RECHTBANK MIDDELBURG
Sector bestuursrecht
uitspraak van de voorzieningenrechter voor bestuursrechtelijke zaken
op het verzoek om toepassing van artikel 8:81, eerste lid, van de Algemene wet bestuursrecht (voorlopige voorziening)
[verzoeker 1], wonende te [woonplaats],
[verzoekers 2], wonende te [woonplaats],
[verzoeker 3], gevestigd te [woonplaats],
verzoekers,
gemachtigde mr. K.M. Moeliker,
het college van burgemeester en wethouders te Vlissingen,
gevestigd te Vlissingen,
verweerder.
Bij besluit van 12 juni 2007 heeft verweerder besloten tot handhaving van de gebruiksvoorschriften van het bestemmingsplan Boulevard, 1e herziening, voor de panden Coosje Buskenstraat 93 tot en met 99 te Vlissingen (verder: de panden), die in gebruik zijn bij de stichting Huiskamerproject voor druggebruikers (verder: het HKPD). Dit besluit is op 20 juni 2007 bekendgemaakt aan verzoeker [verzoeker 1], waarbij zijn bezwaar tegen de weigering van verweerder van 19 juli 2006 om handhavend op te treden, gegrond is verklaard.
Tegen dit besluit hebben verzoekers een bezwaarschrift en een beroepschrift ingediend. Tevens hebben zij de voorzieningenrechter verzocht een voorlopige voorziening te treffen.
Het verzoek is op 14 augustus 2007 behandeld ter zitting. Verzoekers hebben zich laten vertegenwoordigen door hun gemachtigde. Namens verweerder zijn P.B. Kruit en A. Bouziani verschenen. Voor het HKPD zijn verschenen M. van Damme, D.J.P. Bruijnooge, A.M.L. Heering en H.A.J. van Hoepen, bijgestaan door mr. J. Boogaard en mr. S. Saija, advocaten te Middelburg.
1. Ingevolge artikel 8:81 van de Algemene wet bestuursrecht (Awb) kan, indien tegen een besluit bij de rechtbank beroep is ingesteld dan wel, voorafgaand aan een mogelijk beroep bij de rechtbank, bezwaar is gemaakt of administratief beroep is ingesteld, de voorzieningenrechter van de rechtbank die bevoegd is of kan worden in de hoofdzaak, op verzoek een voorlopige voorziening treffen, indien onverwijlde spoed, gelet op de betrokken belangen, dat vereist.

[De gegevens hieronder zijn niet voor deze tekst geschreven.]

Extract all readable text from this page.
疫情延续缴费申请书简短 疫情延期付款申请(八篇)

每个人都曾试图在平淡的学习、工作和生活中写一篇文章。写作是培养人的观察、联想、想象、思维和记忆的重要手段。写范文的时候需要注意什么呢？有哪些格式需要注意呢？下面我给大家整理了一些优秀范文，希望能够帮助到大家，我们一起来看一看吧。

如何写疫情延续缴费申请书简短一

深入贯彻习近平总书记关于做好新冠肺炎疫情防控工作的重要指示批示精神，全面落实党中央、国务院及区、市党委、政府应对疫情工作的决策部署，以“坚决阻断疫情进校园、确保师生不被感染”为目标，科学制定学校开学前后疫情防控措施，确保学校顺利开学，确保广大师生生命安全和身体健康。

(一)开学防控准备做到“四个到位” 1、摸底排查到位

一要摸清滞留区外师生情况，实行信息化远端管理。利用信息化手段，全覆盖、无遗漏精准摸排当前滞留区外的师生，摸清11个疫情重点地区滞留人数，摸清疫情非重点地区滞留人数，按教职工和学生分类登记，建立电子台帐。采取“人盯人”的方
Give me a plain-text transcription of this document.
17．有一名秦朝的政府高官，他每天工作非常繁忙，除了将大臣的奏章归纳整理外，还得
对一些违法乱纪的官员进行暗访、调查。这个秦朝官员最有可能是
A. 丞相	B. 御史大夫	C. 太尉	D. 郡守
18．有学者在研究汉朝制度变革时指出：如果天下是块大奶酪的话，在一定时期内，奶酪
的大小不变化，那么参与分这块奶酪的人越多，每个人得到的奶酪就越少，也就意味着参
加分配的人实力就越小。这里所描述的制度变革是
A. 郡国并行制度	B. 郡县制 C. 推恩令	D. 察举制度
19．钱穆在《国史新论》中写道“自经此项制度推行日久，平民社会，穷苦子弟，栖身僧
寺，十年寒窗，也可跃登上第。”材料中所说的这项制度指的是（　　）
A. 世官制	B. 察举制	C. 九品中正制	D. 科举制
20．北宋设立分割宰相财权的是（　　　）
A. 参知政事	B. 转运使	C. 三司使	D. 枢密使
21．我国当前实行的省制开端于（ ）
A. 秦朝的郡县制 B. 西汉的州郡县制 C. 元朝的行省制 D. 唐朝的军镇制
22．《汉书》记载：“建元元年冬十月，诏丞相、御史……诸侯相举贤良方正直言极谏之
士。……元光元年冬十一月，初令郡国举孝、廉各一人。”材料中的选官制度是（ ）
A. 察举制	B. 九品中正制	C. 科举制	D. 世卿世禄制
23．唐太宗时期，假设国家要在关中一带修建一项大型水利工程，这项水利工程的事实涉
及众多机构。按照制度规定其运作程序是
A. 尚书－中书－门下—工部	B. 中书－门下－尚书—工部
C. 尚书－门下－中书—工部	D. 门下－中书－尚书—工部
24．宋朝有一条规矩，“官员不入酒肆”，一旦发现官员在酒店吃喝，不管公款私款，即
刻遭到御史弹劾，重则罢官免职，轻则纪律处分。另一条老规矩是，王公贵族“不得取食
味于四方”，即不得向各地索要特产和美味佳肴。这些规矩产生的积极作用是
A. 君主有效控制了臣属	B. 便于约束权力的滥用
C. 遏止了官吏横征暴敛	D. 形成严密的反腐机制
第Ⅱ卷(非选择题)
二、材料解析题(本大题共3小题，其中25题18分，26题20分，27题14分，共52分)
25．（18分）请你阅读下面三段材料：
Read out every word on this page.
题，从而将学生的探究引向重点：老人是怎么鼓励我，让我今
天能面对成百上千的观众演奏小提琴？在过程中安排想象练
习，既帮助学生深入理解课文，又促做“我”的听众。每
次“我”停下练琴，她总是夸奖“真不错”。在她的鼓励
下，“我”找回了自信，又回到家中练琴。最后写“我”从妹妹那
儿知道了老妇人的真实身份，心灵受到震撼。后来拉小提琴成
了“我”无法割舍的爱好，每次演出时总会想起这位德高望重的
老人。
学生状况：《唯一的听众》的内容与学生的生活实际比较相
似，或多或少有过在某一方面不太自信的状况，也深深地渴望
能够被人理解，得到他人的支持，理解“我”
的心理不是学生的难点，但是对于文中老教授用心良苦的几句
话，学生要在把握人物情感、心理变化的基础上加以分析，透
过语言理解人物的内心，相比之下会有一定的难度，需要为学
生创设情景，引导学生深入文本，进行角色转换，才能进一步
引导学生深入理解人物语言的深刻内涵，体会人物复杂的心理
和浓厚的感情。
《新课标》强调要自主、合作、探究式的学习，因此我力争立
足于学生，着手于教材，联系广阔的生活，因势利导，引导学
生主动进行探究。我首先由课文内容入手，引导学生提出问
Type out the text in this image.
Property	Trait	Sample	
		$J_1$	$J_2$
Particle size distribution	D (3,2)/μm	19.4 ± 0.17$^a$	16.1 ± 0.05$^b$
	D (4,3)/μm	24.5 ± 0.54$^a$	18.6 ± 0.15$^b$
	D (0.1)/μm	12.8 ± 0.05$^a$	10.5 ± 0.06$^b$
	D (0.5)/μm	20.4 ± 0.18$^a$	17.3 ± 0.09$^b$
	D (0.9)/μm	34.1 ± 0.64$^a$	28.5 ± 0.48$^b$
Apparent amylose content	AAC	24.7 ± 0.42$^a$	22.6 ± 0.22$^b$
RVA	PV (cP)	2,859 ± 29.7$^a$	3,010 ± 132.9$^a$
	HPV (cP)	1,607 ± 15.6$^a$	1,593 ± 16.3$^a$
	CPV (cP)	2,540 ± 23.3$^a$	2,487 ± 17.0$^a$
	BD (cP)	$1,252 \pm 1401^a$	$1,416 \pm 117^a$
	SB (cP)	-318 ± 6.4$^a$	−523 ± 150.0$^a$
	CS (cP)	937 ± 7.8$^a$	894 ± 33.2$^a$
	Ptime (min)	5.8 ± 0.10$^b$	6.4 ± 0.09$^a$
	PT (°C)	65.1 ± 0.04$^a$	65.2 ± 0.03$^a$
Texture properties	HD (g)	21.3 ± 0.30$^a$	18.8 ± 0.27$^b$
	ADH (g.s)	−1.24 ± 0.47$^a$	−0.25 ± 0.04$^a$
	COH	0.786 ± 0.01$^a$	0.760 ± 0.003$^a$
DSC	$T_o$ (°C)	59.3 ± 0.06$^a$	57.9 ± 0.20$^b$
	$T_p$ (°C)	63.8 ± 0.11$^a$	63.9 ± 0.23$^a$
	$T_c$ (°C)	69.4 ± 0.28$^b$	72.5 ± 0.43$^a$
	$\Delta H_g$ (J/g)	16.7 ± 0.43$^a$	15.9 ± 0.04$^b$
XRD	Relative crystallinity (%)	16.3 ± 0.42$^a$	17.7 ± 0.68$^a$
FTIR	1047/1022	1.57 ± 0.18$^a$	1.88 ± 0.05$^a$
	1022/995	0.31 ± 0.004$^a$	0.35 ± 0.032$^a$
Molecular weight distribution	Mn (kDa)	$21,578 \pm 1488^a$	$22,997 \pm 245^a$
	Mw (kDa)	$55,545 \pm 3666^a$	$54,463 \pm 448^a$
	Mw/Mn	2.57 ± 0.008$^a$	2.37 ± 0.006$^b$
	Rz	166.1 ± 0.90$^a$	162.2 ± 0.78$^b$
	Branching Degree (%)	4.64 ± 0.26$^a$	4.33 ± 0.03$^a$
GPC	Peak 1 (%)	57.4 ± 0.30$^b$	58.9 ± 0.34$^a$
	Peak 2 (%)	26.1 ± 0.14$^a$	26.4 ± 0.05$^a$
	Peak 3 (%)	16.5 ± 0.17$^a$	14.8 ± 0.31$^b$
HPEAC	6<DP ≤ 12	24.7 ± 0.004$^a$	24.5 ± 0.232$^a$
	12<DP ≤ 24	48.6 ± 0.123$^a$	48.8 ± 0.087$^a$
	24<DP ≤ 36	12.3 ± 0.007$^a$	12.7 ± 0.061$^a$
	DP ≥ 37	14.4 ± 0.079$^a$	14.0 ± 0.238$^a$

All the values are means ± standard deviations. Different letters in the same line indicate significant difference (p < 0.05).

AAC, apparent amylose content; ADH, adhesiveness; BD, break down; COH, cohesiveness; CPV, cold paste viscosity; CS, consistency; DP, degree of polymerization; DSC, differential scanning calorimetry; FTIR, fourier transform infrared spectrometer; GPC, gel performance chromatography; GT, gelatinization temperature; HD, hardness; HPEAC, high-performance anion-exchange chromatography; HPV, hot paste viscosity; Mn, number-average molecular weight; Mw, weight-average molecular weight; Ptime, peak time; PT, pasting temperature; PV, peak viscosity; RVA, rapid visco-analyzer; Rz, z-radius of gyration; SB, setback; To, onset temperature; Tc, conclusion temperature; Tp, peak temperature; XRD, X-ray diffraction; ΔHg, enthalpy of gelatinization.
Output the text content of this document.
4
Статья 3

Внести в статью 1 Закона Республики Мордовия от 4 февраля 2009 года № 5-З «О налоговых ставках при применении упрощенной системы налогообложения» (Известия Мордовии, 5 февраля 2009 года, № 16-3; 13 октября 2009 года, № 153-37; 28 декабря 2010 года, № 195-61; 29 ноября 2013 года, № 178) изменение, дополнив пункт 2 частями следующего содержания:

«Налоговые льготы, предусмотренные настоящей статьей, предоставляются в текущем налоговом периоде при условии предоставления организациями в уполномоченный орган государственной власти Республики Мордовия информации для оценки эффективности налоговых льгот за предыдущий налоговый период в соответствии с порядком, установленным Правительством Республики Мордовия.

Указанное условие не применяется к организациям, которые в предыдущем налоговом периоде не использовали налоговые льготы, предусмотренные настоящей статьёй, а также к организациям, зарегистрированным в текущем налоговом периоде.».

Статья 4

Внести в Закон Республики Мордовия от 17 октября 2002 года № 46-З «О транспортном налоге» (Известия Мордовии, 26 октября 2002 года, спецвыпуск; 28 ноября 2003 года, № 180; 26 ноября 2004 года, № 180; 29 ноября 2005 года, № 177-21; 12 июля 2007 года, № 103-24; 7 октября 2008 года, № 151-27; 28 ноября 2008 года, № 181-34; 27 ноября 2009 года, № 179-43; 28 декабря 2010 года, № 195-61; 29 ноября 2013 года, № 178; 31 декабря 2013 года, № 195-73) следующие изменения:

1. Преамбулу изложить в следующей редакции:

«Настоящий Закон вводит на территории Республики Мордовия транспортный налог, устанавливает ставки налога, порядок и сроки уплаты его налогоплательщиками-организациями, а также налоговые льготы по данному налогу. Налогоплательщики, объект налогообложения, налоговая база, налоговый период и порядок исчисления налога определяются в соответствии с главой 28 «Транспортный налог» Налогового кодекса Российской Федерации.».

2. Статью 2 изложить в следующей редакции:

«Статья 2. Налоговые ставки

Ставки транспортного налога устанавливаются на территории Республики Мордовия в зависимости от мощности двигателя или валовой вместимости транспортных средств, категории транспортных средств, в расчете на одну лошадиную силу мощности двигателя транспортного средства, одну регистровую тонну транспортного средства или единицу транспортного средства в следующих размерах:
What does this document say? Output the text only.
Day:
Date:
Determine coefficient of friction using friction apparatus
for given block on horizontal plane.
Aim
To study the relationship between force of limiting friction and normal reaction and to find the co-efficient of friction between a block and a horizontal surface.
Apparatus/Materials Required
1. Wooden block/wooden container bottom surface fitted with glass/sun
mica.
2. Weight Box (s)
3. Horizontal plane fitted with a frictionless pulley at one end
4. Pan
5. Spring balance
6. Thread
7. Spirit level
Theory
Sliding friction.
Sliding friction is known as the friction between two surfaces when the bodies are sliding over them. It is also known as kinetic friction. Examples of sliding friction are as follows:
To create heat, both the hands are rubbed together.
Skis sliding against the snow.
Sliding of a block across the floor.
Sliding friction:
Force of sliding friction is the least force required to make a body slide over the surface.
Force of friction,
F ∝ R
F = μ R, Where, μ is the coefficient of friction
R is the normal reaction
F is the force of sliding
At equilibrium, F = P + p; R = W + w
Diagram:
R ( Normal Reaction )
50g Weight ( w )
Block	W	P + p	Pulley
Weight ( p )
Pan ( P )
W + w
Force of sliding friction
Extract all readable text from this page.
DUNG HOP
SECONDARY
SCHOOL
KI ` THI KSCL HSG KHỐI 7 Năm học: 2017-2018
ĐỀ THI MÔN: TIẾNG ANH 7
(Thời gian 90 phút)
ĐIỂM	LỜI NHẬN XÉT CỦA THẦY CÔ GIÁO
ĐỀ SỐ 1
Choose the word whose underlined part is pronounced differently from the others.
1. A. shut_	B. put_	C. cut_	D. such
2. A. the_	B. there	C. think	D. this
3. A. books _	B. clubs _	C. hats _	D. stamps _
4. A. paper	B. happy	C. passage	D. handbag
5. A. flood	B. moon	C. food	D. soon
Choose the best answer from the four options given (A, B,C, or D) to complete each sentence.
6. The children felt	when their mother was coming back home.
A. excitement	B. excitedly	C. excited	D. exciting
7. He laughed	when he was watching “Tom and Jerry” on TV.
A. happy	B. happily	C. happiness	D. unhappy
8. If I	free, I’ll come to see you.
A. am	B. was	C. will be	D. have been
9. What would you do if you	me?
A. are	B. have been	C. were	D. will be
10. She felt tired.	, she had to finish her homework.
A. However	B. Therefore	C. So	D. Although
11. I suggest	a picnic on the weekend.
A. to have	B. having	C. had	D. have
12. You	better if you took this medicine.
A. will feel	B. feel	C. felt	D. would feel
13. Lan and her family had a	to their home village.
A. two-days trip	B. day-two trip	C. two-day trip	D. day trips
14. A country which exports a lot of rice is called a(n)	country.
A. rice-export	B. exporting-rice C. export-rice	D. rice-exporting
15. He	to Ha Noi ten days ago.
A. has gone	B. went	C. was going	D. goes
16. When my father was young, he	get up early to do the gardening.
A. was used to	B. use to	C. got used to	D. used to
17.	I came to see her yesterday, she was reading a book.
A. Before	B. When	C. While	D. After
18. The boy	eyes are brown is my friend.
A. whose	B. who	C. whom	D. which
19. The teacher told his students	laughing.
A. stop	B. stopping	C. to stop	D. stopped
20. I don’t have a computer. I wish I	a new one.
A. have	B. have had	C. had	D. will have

Voor zover daarbij de toetsing door de voorzieningenrechter meebrengt dat het geschil in de bodemprocedure wordt beoordeeld, heeft het oordeel van de voorzieningenrechter daaromtrent een voorlopig karakter en is dat niet bindend voor de beslissing in die procedure.
2. Verzoeker [verzoeker 1] is eigenaar van een aantal woonappartementen aan de Coosje Buskenstraat te Vlissingen. Verzoekers [verzoekers 2] zijn eigenaar van [verzoeker 3], gelegen aan de Coosje Buskenstraat.
3. Volgens het geldende bestemmingsplan Boulevard, 1e herziening, met bijbehorende plankaart, heeft het betreffende perceel waarop de panden zijn gelegen, de bestemming ‘woondoeleinden’ met subbestemming ‘stapelwoningen’. Artikel 9, eerste lid, van het bestemmingsplan bepaalt dat de gronden met de bestemming woondoeleinden uitsluitend mogen worden gebruikt voor de huisvesting van personen.
4. [verzoeker 1] heeft verweerder bij brieven van 30 oktober 2003 en 15 februari 2004 verzocht om handhavend op te treden tegen het met de bestemming strijdige gebruik van de panden. Bij besluit van 9 maart 2004 heeft verweerder [verzoeker 1] meegedeeld dat de ambitie van de gemeente Vlissingen is te komen tot een ‘verslavingszorg nieuwe stijl’ en dat in dat kader is besloten de activiteiten van het HKPD in de panden te beëindigen en vervangende huisvesting te zoeken. Tevens is aangegeven dat niet zal worden overgegaan tot handhaving van de voorschriften van het geldende bestemmingsplan maar dat het huidige gebruik van de panden gedurende de overgangsperiode naar de nieuwe huisvesting zal worden gedoogd. Het besluit vermeldt voorts als verwachting dat een en ander binnen twee jaar zal kunnen worden gerealiseerd. Tegen vormen van overlast zal handhavend worden opgetreden. Bij brief van 30 maart 2004 is [verzoeker 1] met deze oplossing akkoord gegaan, op voorwaarde dat de termijn van twee jaar niet wordt overschreden en dat de overlast wordt teruggebracht.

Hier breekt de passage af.